12 comments

  • Pet_Ant 12 minutes ago

    All this rigor for a country without an actual formalised constitution. I mean, maybe the government should work on that first and make sure it has a right to work there first?

    > Unlike in most countries, no official attempt has been made to codify ... thus it is known as an uncodified constitution.

    https://en.wikipedia.org/wiki/Constitution_of_the_United_Kin...

      dgxyz 9 minutes ago

      Based on recent events, I wouldn't suggest a constitution makes much of a difference to an adversarial government.

        littlestymaar 7 minutes ago

        This. The illusion that you could fend off tyranny with a piece of paper was always a bit ridiculous, and it shows.

      bogdan 8 minutes ago

      I'm sorry but how is this relevant? Or did you just recently learn this and thought it's "interesting" to share?

  • noodlesUK 23 minutes ago

    It sounds like they've dropped the digital ID part being mandatory, but not the digital right-to-work checks being mandatory. I suspect that the UK will end up building something like the US's E-Verify programme, which allows a number of documents to be checked against authoritative sources. It really wouldn't be that hard to build a service that in the first instance allowed you to generate a share code with a GBR passport much the same way people can generate share codes with their drivers licenses or UKVI accounts.

    What I have a problem with is just how fragmented and broken the UK immigration system is when you have the misfortune of coming into contact with it. It's (like many such large systems worldwide) a set of policies and rules that have accumulated over time into something that is pathologically poorly thought out. I'm going through the process of renewing my spouse's visa (I'm British), and it's fractally awful -- we've just had a snarky email from our landlord who is worried that the right-to-rent permission is expiring, but it's not possible to apply for a renewal for the visa prior to 28 days before expiry of her current visa. I meet all the criteria to sponsor my suppose for renewal, but the evidentiary burden is insane (I've collected 400+ pages of documents so far). Nobody wants this. It is very expensive and difficult (probably >£10k per person until permanent residency in fees, not including legal expenses) to be compliant even if you meet the criteria, which just leads people falling out of status (to borrow an American term). The government (of all stripes) tries to be "tough" but the only lever it knows how to pull is to make the rules stricter, not making them better enforced or align with some meaningful policy agenda.

    This farcical situation extends into the UK's broken citizenship model where there are 6 different types of nationality, none of which give any rights you can't build through a hodgepodge of other different statuses. As far as I know the UK is the only country in the world that permits dual nationality with itself!

    A government online account which can generate verifiable credentials would probably be helpful in a broad sense but it wouldn't cure bad policy which is rampant in the UK immigration sector.

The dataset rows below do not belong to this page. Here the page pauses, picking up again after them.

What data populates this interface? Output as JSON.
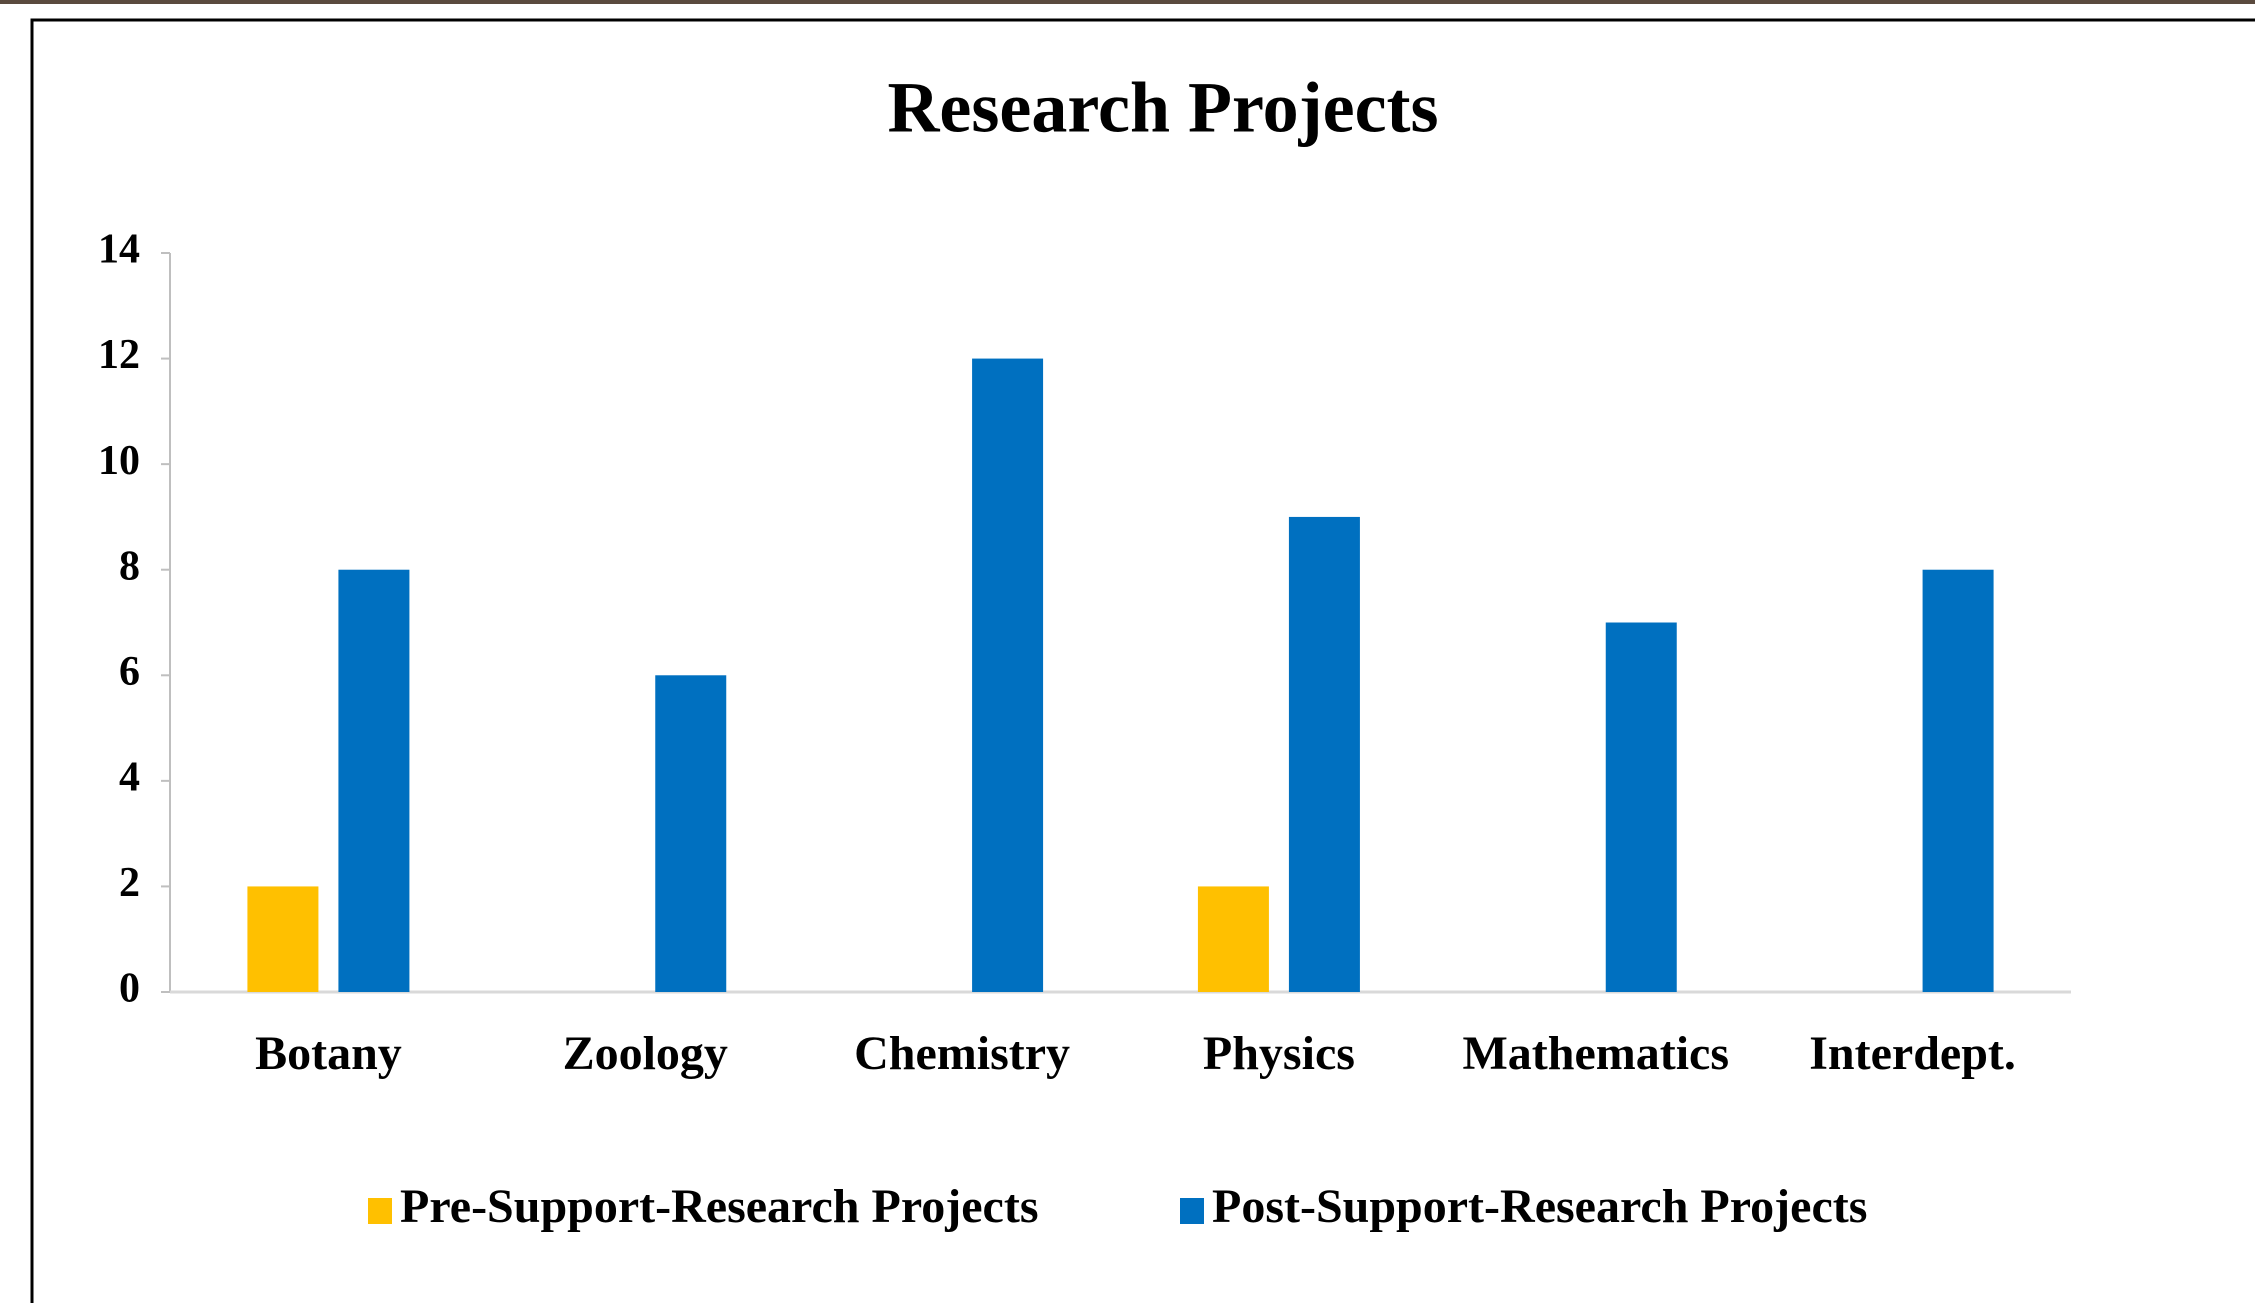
{
  "chart_data": {
    "type": "bar",
    "title": "Research Projects",
    "categories": [
      "Botany",
      "Zoology",
      "Chemistry",
      "Physics",
      "Mathematics",
      "Interdept."
    ],
    "series": [
      {
        "name": "Pre-Support-Research Projects",
        "color": "#FFC000",
        "values": [
          2,
          0,
          0,
          2,
          0,
          0
        ]
      },
      {
        "name": "Post-Support-Research Projects",
        "color": "#0070C0",
        "values": [
          8,
          6,
          12,
          9,
          7,
          8
        ]
      }
    ],
    "ylim": [
      0,
      14
    ],
    "yticks": [
      0,
      2,
      4,
      6,
      8,
      10,
      12,
      14
    ],
    "grid": false,
    "legend": "bottom"
  }
}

I'd much rather have some kind of digital ID that's clear and authoritative rather than just hoping that Experian has my details right with no recourse if they're wrong.

  • andy_ppp 22 minutes ago

    You know the UK desperately needs to spend billions on a never ending software project with some awful agencies building the impossible.

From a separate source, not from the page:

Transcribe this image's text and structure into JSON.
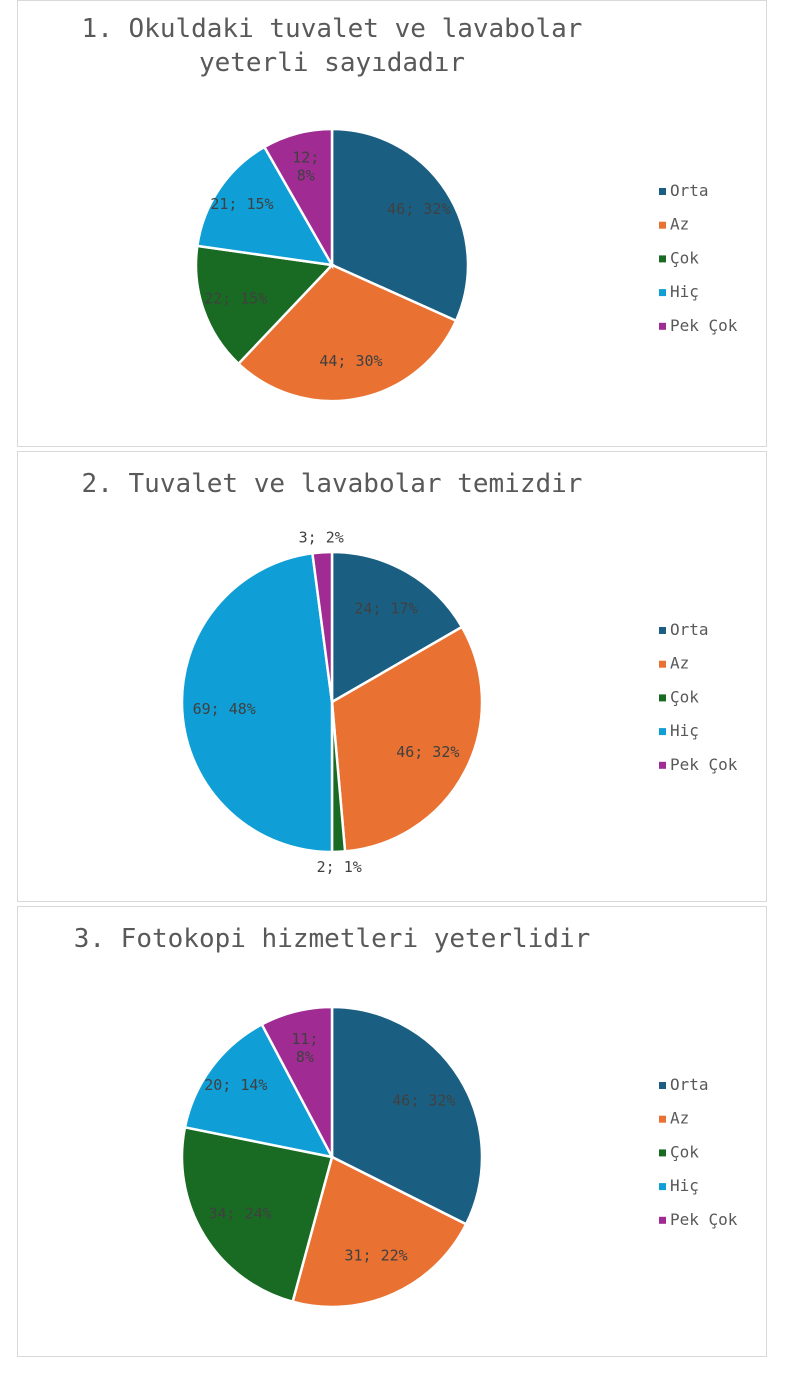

  • everyday7732 9 minutes ago

    This line was particluarly interesting:

    "... Labour MPs are growing increasingly frustrated with the government's U-turns.

    Some had already been wary of defending controversial government policies to their constituents because they feared that the policy would inevitably be reversed."

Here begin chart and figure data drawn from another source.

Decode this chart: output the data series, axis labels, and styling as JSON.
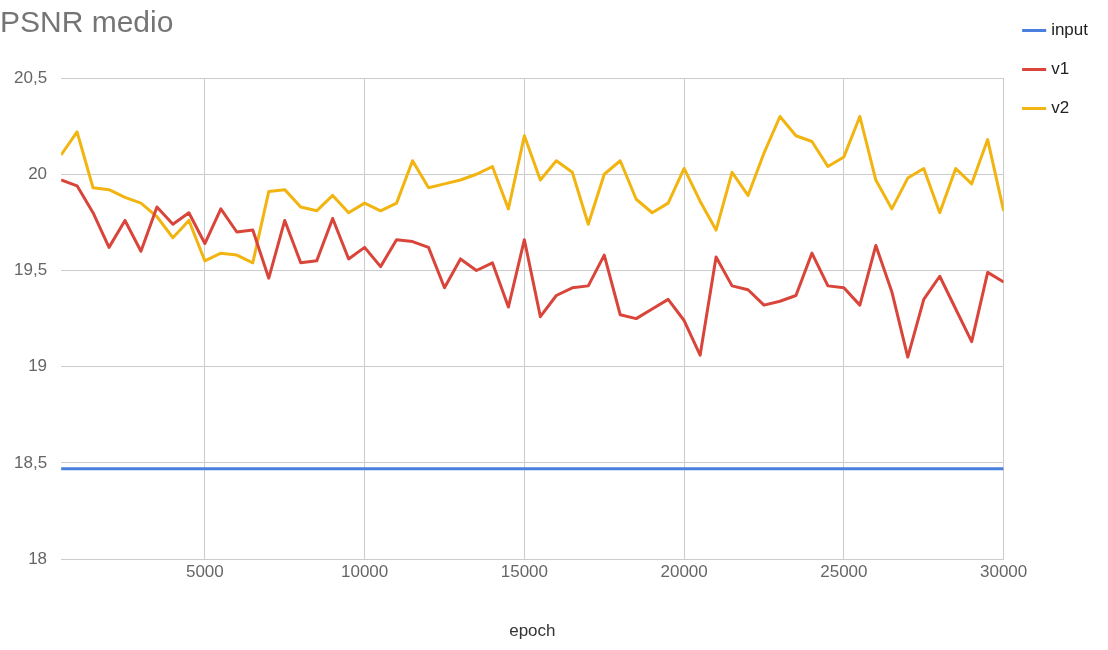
{
  "chart_data": {
    "type": "line",
    "title": "PSNR medio",
    "xlabel": "epoch",
    "x": [
      500,
      1000,
      1500,
      2000,
      2500,
      3000,
      3500,
      4000,
      4500,
      5000,
      5500,
      6000,
      6500,
      7000,
      7500,
      8000,
      8500,
      9000,
      9500,
      10000,
      10500,
      11000,
      11500,
      12000,
      12500,
      13000,
      13500,
      14000,
      14500,
      15000,
      15500,
      16000,
      16500,
      17000,
      17500,
      18000,
      18500,
      19000,
      19500,
      20000,
      20500,
      21000,
      21500,
      22000,
      22500,
      23000,
      23500,
      24000,
      24500,
      25000,
      25500,
      26000,
      26500,
      27000,
      27500,
      28000,
      28500,
      29000,
      29500,
      30000
    ],
    "series": [
      {
        "name": "input",
        "color": "#4a7fe0",
        "values": [
          18.47,
          18.47,
          18.47,
          18.47,
          18.47,
          18.47,
          18.47,
          18.47,
          18.47,
          18.47,
          18.47,
          18.47,
          18.47,
          18.47,
          18.47,
          18.47,
          18.47,
          18.47,
          18.47,
          18.47,
          18.47,
          18.47,
          18.47,
          18.47,
          18.47,
          18.47,
          18.47,
          18.47,
          18.47,
          18.47,
          18.47,
          18.47,
          18.47,
          18.47,
          18.47,
          18.47,
          18.47,
          18.47,
          18.47,
          18.47,
          18.47,
          18.47,
          18.47,
          18.47,
          18.47,
          18.47,
          18.47,
          18.47,
          18.47,
          18.47,
          18.47,
          18.47,
          18.47,
          18.47,
          18.47,
          18.47,
          18.47,
          18.47,
          18.47,
          18.47
        ]
      },
      {
        "name": "v1",
        "color": "#d9453a",
        "values": [
          19.97,
          19.94,
          19.8,
          19.62,
          19.76,
          19.6,
          19.83,
          19.74,
          19.8,
          19.64,
          19.82,
          19.7,
          19.71,
          19.46,
          19.76,
          19.54,
          19.55,
          19.77,
          19.56,
          19.62,
          19.52,
          19.66,
          19.65,
          19.62,
          19.41,
          19.56,
          19.5,
          19.54,
          19.31,
          19.66,
          19.26,
          19.37,
          19.41,
          19.42,
          19.58,
          19.27,
          19.25,
          19.3,
          19.35,
          19.24,
          19.06,
          19.57,
          19.42,
          19.4,
          19.32,
          19.34,
          19.37,
          19.59,
          19.42,
          19.41,
          19.32,
          19.63,
          19.39,
          19.05,
          19.35,
          19.47,
          19.3,
          19.13,
          19.49,
          19.44
        ]
      },
      {
        "name": "v2",
        "color": "#f2b410",
        "values": [
          20.1,
          20.22,
          19.93,
          19.92,
          19.88,
          19.85,
          19.78,
          19.67,
          19.76,
          19.55,
          19.59,
          19.58,
          19.54,
          19.91,
          19.92,
          19.83,
          19.81,
          19.89,
          19.8,
          19.85,
          19.81,
          19.85,
          20.07,
          19.93,
          19.95,
          19.97,
          20.0,
          20.04,
          19.82,
          20.2,
          19.97,
          20.07,
          20.01,
          19.74,
          20.0,
          20.07,
          19.87,
          19.8,
          19.85,
          20.03,
          19.86,
          19.71,
          20.01,
          19.89,
          20.11,
          20.3,
          20.2,
          20.17,
          20.04,
          20.09,
          20.3,
          19.97,
          19.82,
          19.98,
          20.03,
          19.8,
          20.03,
          19.95,
          20.18,
          19.81
        ]
      }
    ],
    "xlim": [
      500,
      30000
    ],
    "xticks": [
      5000,
      10000,
      15000,
      20000,
      25000,
      30000
    ],
    "ylim": [
      18,
      20.5
    ],
    "yticks": [
      18,
      {
        "value": 18.5,
        "label": "18,5"
      },
      19,
      {
        "value": 19.5,
        "label": "19,5"
      },
      20,
      {
        "value": 20.5,
        "label": "20,5"
      }
    ],
    "grid": true,
    "legend": "top right",
    "marker": "none",
    "line_style": "solid"
  }
}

    which implies that the MPs are openly admitting that they don't state their personal opinions, merely parrot the party line, but are frustrated when they are required to abruptly change the things they claim to believe in.

    What a farce. Members of parliament should have their OWN fucking views about things, and defend or debate those views on behalf of the people they represent.

      OgsyedIE 3 minutes ago

      Those people get deselected by the NEC.

  • IshKebab 20 minutes ago

    Shame. This made a lot of sense.

    > existing checks, using documents such as biometric passports, will move fully online by 2029.

    Well I guess that's good at least. I imagine they'll just assign people "digital passports" at some point and you just pay to get a paper copy.

  • AlexandrB 36 minutes ago

    For now.

    For whatever reason, Tony Blair's think tank is obsessed with this idea[1]. As I understand he still has a lot of influence over British politics.

    [1] https://institute.global/digital-id-what-is-it-and-how-it-wo...

      vimda 26 minutes ago

      If you ignore all the big red flags, it _is_ an attractive and convenient idea. One ID for all my government services? Useful. The devil, as always, is in the details

      scrlk 28 minutes ago

      > For whatever reason, Tony Blair's think tank is obsessed with this idea.